УДК 821.161.1
АГИОГРАФИЧЕСКАЯ ТОПИКА В ПОВЕСТИ И. С. ШМЕЛЕВА «НЕУПИВАЕМАЯ ЧАША»
О. Л. Кочеткова1, Ю. В. Гапонова1
1 Балтийский федеральный университет им. И. Канта 236016, Россия, Калининград, ул. А. Невского, 14 Поступила в редакцию 29.05.2018 г. ао1: 10.5922/2225-5346-2018-3-4
В статье рассматриваются агиографические топосы повести И. С. Шмелева «Неупиваемая чаша», представленные различными компонентами ее художественной структуры — от отдельных черт главного героя Ильи Шаронова до сюжетных поворотов и вех его биографии. Устанавливается близость произведения житиям двух жанровых разновидностей — житиям праведников и житиям преподобных. Следование канонам агиографических текстов связано в повести с самим типом героя-праведника, образ которого строится в соответствии с традиционной парадигмой положительных качеств святого, с биографическим топосом, включающим устойчивый набор определяющих жизнь и судьбу героя событий и фактов, с такими структурно-сюжетными элементами, как сопровождающие героя сны, видения, знаки, чудеса, свидетельствующие о его приобщении и приобщенности к сакральному знанию и видению, а также с топосом «ангельского образа», реализующимся как внешнее сходство героя с ангелами.
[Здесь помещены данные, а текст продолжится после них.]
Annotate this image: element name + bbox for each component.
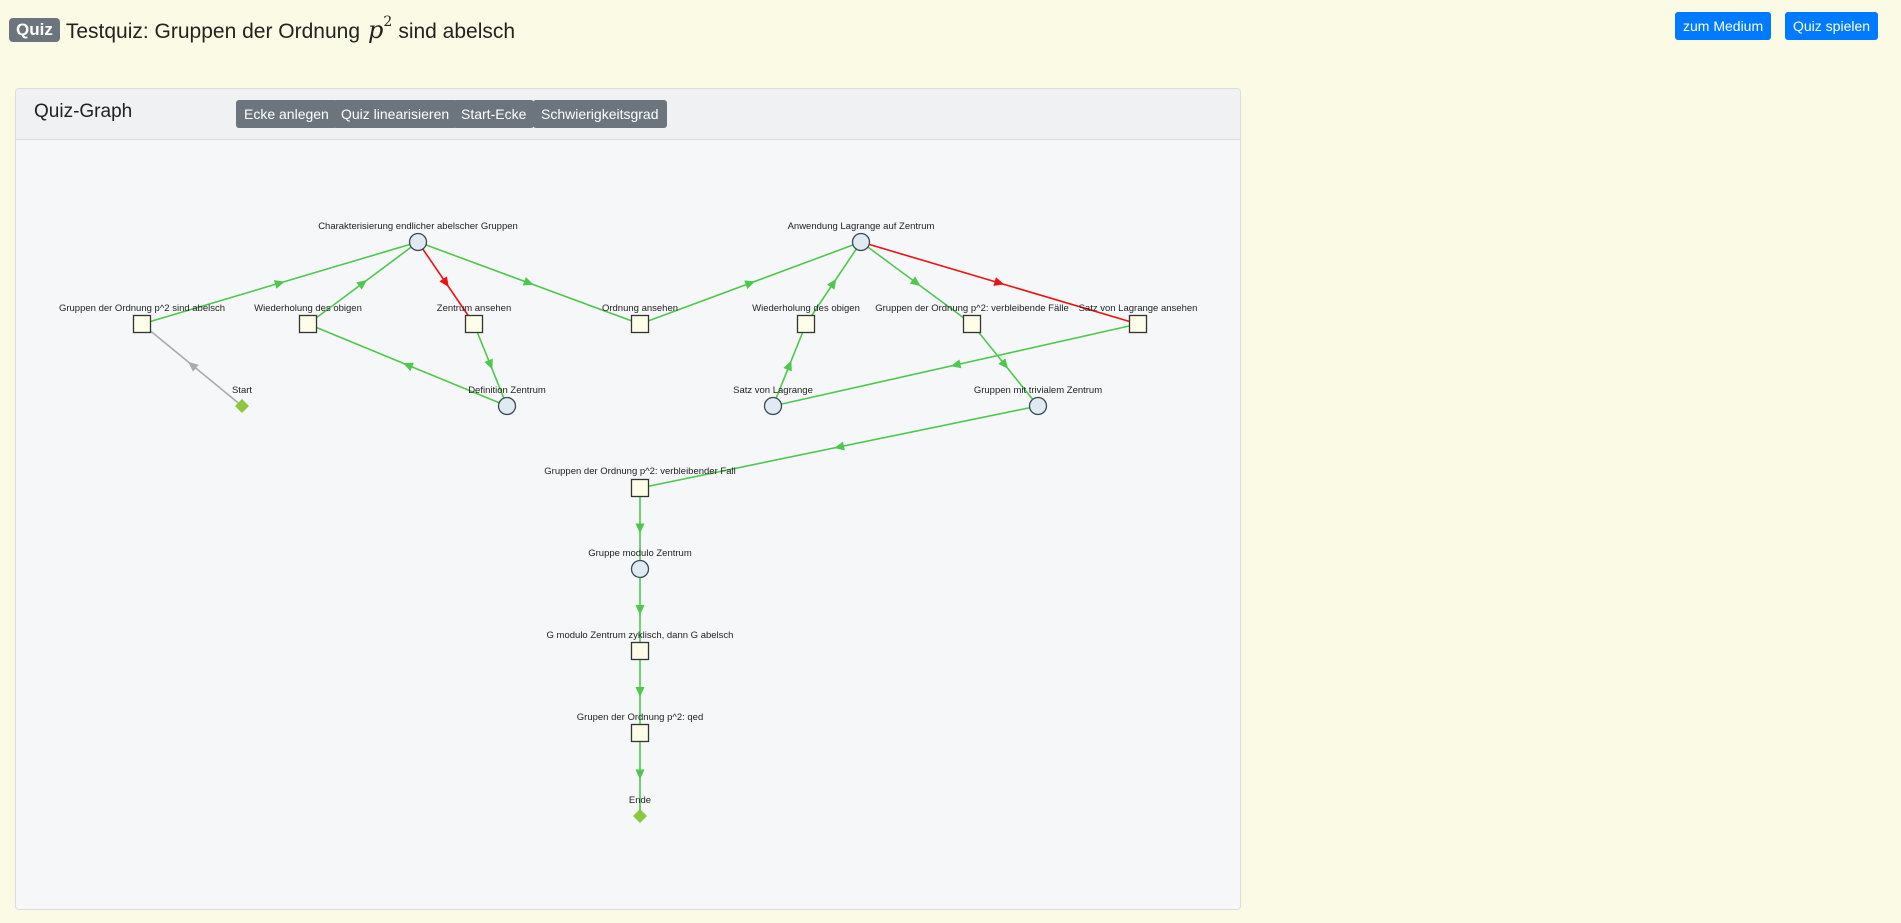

Ключевые слова: история русской литературы, Шмелев, агиография, святость, агиографический топос, житийная литература.
Обращение к агиографическим традициям является важным фактором развития русской литературы, черпавшей в них темы и образы, художественные формы и способы выражения и творчески их переосмысливающей и преобразующей. Приобщение к этим истокам отличает творчество Л. Н. Толстого, Ф. М. Достоевского, Н. С. Лескова, Б. К. Зайцева и др.
Особое место в этом ряду писателей-классиков занимает И. С. Шмелев, также прислушивавшийся к «зовам и откликам» (Бочаров, 1985, с. 3) русской житийной литературы и предложивший свой взгляд на русскую святость, на религиозно-православный опыт русского человека, на его исполненный драматизма, духовных исканий и молитвенных трудов путь к Богу, на его духовную биографию. Этот взгляд в разной мере характеризует большинство произведений эмигрантского периода его творчества. Повесть же «Неупиваемая чаша», создававшаяся незадолго до эмиграции, по свидетельству ее автора, с Богом в сердце и Евангелием под рукой (Келер, 1972, с. 237), — это его первое произведе-
© Кочеткова О. Л., Гапонова Ю. В., 2018
Слово.ру. балтийский акцент. 2018. Т. 9, № 3. С. 64—71.
ние, чью «внутреннюю целеустремленность» определяют «христианские традиции» (Соболев, 2012, с. 328), направляя ее идейный вектор в сторону агиографических решений.
Ее «прочная типологическая связь с древнерусским жанром жития» (Селянская, 2001, с. 109) не раз отмечалась исследователями, однако, как кажется, отдельные аспекты этой связи могли бы быть уточнены. Попытка сделать это предпринята в данной статье.
При том, что главной темой повести является тема творчества, рассматривается она через призму феноменов праведничества, святости, святых, которыми Библия называет не абсолютно безгрешных людей, а тех, кто стремится жить правильно, по заповедям Христа — так, как жили обыкновенные люди, после смерти церковным решением удостоенные ранга святых (Татаркин, 2011, с. 119).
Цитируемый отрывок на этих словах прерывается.